By: Stéphane HENRY (stef) 2007-03-29 10:53:39

update_rtm_decrim.agi is used to update datas (write queries) in a postgres database.

No I've already checked, I have no interrupts conflict with my 2 TE410P cards in the same box.

I will upload a new backtrace if I get the same problem.
By: Joshua C. Colp (jcolp) 2007-03-29 11:06:47

Is it possible to gain access to this machine? I definitely want to take a look first hand.
By: Stéphane HENRY (stef) 2007-03-29 15:00:51

Here is my new backtrace. In my debug trace, I can see errors like :
Mar 29 15:21:41 DEBUG[28167] chan_zap.c: Ring requested on channel 0/22 already in use or previously requested on span 5. Attempting to renegotiating channel.

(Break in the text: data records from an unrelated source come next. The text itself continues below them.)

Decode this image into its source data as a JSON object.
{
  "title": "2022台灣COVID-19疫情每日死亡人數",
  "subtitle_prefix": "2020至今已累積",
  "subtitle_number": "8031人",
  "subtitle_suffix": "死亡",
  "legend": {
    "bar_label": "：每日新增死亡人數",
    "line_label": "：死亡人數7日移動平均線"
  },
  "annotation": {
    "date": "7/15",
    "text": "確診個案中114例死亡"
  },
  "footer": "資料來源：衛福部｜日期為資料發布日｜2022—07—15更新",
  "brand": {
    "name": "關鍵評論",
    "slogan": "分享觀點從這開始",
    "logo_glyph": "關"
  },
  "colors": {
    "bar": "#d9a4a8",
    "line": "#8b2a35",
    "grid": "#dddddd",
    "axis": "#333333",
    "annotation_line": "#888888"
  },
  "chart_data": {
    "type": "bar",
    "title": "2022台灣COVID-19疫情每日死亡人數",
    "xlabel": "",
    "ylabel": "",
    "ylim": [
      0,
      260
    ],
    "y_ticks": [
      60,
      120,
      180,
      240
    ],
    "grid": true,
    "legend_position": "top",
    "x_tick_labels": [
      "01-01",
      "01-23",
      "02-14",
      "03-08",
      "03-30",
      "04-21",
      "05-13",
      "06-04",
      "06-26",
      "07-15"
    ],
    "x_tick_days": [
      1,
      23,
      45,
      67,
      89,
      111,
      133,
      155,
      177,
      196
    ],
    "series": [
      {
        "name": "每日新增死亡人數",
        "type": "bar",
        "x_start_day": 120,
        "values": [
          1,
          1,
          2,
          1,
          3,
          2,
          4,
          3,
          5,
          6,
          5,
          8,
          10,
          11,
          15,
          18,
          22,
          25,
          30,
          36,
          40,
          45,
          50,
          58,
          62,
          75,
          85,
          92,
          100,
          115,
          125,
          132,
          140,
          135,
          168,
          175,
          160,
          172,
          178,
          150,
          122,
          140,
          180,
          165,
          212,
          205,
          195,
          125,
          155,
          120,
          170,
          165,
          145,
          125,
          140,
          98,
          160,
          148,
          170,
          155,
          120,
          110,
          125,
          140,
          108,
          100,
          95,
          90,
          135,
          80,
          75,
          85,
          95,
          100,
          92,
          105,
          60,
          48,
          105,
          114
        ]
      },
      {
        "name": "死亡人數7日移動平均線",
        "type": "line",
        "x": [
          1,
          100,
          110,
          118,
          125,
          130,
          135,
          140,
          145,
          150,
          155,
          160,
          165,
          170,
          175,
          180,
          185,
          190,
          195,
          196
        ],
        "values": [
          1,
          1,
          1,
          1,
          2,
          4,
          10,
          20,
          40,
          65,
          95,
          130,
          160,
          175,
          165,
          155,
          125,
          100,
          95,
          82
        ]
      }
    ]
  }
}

asterisk doesn't crash, but doesn't take anymore calls until I restart it. This happens only when database is overloaded. This is a backtrace of the running asterisk process of Asterisk version 1.2.17. The problem is also present in 1.4.*

By: Serge Vecher (serge-v) 2007-03-29 15:02:56

stef: if it is possible to get access to this system, please email the details to file -- jcolp at digium.com
By: Stéphane HENRY (stef) 2007-03-29 15:51:52

I've sent email to Joshua.
By: fugitivo (fugitivo) 2007-06-07 13:31:22

I'll add my comment on this bug. Using batch support, I have SOMETIMES the same problem as the reporter. No calls are submited to the cdr and I have to stop and start asterisk to make it work.

batch=yes
size=200
time=200
scheduleronly=no
safeshutdown=yes

Maybe we should open another bug for batch support?
By: Joshua C. Colp (jcolp) 2007-06-27 15:28:24

Fixed in 1.2 as of revision 72256, 1.4 as of revision 72257, and trunk as of revision 72258. Fixed to the capacity that a channel will not stick around waiting on the database to post the CDRs any longer. As for the batch support feel free to open an issue.